Начали приходить телеграммы из-за границы; различные газеты предлагали мне писать для них: «Дейли геральд», «Нью-Йорк пост», «Ля Франс», шведские газеты, американское агентство Юнайтед Пресс. Приходилось менять не только словарь - для красноармейцев и для нейтральных шведов требовались различные доводы. Чуть ли не ежедневно я выступал по радио - и для советских слушателей, и для французов, чехов, поляков, норвежцев, югославов.
Лозовский сказал мне, что Сталин придаст большое значение работе для Америки и Англии. Совинформбюро начало устраивать радиомитинги главным образом для Америки - славянские, еврейские, женские, молодежные. На еврейском митинге выступил и я. Говорили С. М. Михоэлс, С. М. Эйзенштейн, Перец Маркиш, Д. Бергельсон, архитектор Б. М. Иофан, а также П. Л. Капица и другие. (Некоторых из выступавших или подписавших обращение восемь лет спустя арестовали только потому, что они входили в Еврейский антифашистский комитет.)
В тот самый день ко мне пришел мой давний друг, польский поэт Броневский - его незадолго до этого выпустили из тюрьмы. Он был мрачен, рассказывал, что пережил и передумал в заключении, многим возмущался. Я говорил ему, что теперь нужно разбить фашистов, он усмехался: «Я это понял раньше тебя…» Он говорил, что его судьба сидеть в тюрьме, он это знает. Если разобьют немцев и освободят Польшу, то его там посадят. Но пусть посадят в польскую тюрьму - не потому, что там лучше, а потому, что он поляк…
Броневский был страстным и честным коммунистом. Я с ним встретился впервые в Варшаве при Пилсудском и подумал сразу: вот настоящий интернационалист!… Что-то а мире изменилось, я еще не мог тогда этого сформулировать, но смутно чувствовал и понимал Броневского. Мы выросли на идеях XIX века, ненавидели национальную ограниченность, верили, что границы доживают свой век. В годы первой мировой войны все происходившее меня ошеломляло. Я искал разгадки у Декарта. А история никогда не посещала класс логики. В Испании я понимал горе народа, но там была гражданская война; подвиг интербригадовцев как бы продолжал Коммуну, Домбровского, Гарибальди. И вдруг я почувствовал, что есть очень важное и цепкое - земля. Я сидел на московском бульваре. Рядом сидела женщина с ребенком, некрасивая, печальная, с бесконечно знакомыми мне чертами, она говорила: «Петенька, не шали, пожалей меня!…» Я понял, что она родная, что за Петеньку можно умереть. Идея идеями, но есть и это…

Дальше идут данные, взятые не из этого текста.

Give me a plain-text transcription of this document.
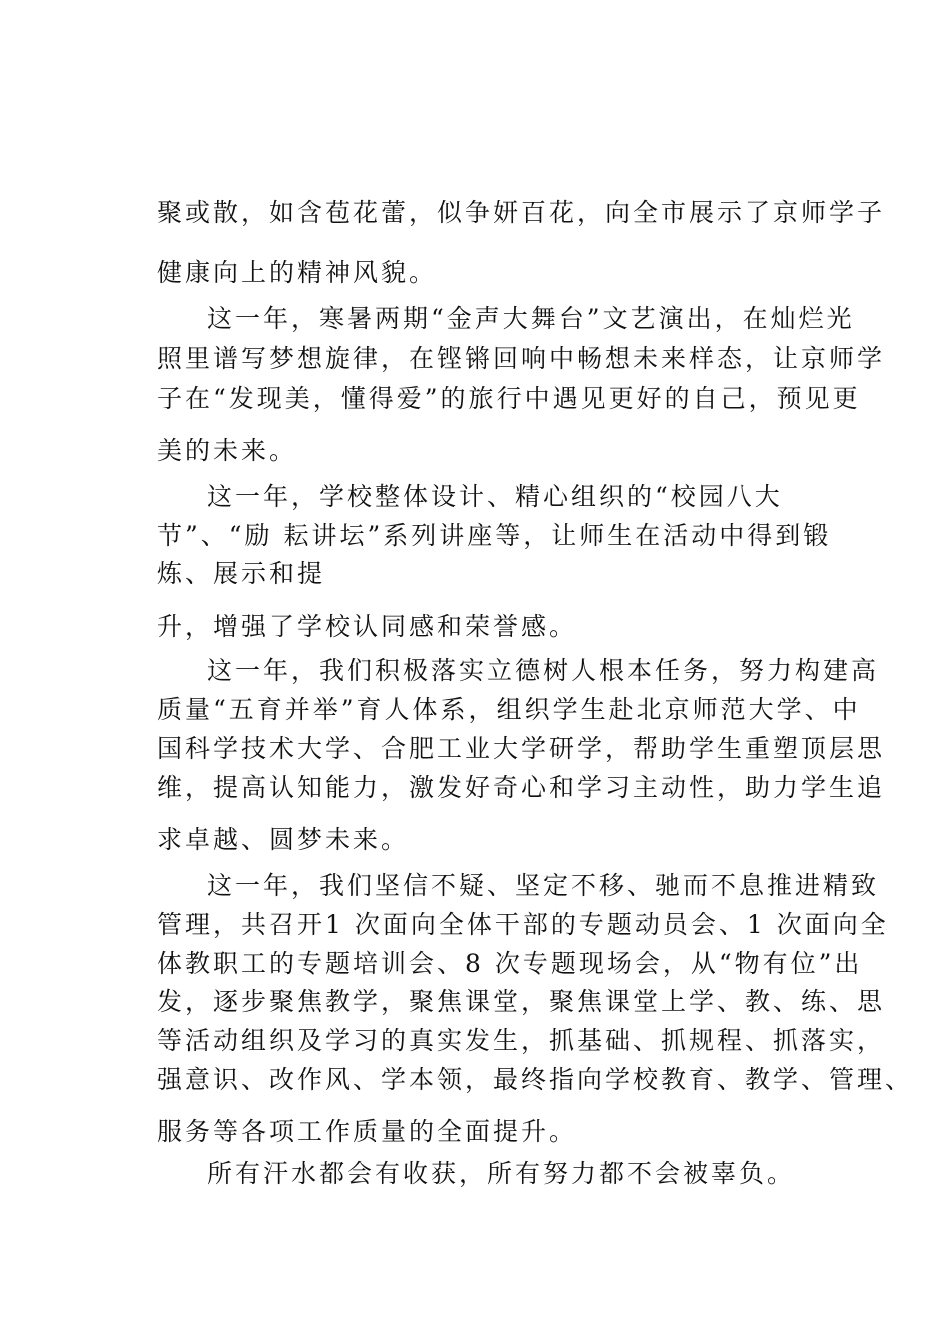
聚或散，如含苞花蕾，似争妍百花，向全市展示了京师学子
健康向上的精神风貌。
这一年，寒暑两期“金声大舞台”文艺演出，在灿烂光
照里谱写梦想旋律，在铿锵回响中畅想未来样态，让京师学
子在“发现美，懂得爱”的旅行中遇见更好的自己，预见更
美的未来。
这一年，学校整体设计、精心组织的“校园八大
节”、“励 耘讲坛”系列讲座等，让师生在活动中得到锻
炼、展示和提
升，增强了学校认同感和荣誉感。
这一年，我们积极落实立德树人根本任务，努力构建高
质量“五育并举”育人体系，组织学生赴北京师范大学、中
国科学技术大学、合肥工业大学研学，帮助学生重塑顶层思
维，提高认知能力，激发好奇心和学习主动性，助力学生追
求卓越、圆梦未来。
这一年，我们坚信不疑、坚定不移、驰而不息推进精致
管理，共召开1 次面向全体干部的专题动员会、1 次面向全
体教职工的专题培训会、8 次专题现场会，从“物有位”出
发，逐步聚焦教学，聚焦课堂，聚焦课堂上学、教、练、思
等活动组织及学习的真实发生，抓基础、抓规程、抓落实，
强意识、改作风、学本领，最终指向学校教育、教学、管理、
服务等各项工作质量的全面提升。
所有汗水都会有收获，所有努力都不会被辜负。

В конце июля начались бомбежки Москвы. После Мадрида и Барселоны они мне казались слабыми - противовоздушная оборона работала хорошо. Но для москвичей они были внове. У людей разные характеры, и они по-разному себя вели: одни были спокойны, другие с непривычки пугались, некоторые тащили в убежище мешки с барахлом. Обычно бомбежки заставали меня в «Красной звезде». В подвале особняка на Малой Дмитровке мы продолжали работать (шутя мы называли этот погреб «презрением к смерти»). Когда я выхолил рано утром и шел по улице Горького, я радовался: все дома на месте! Архитектура этих домов мне никогда не нравилась, но я глядел на них с нежностью, как на близких людей, вышедших живыми из боя.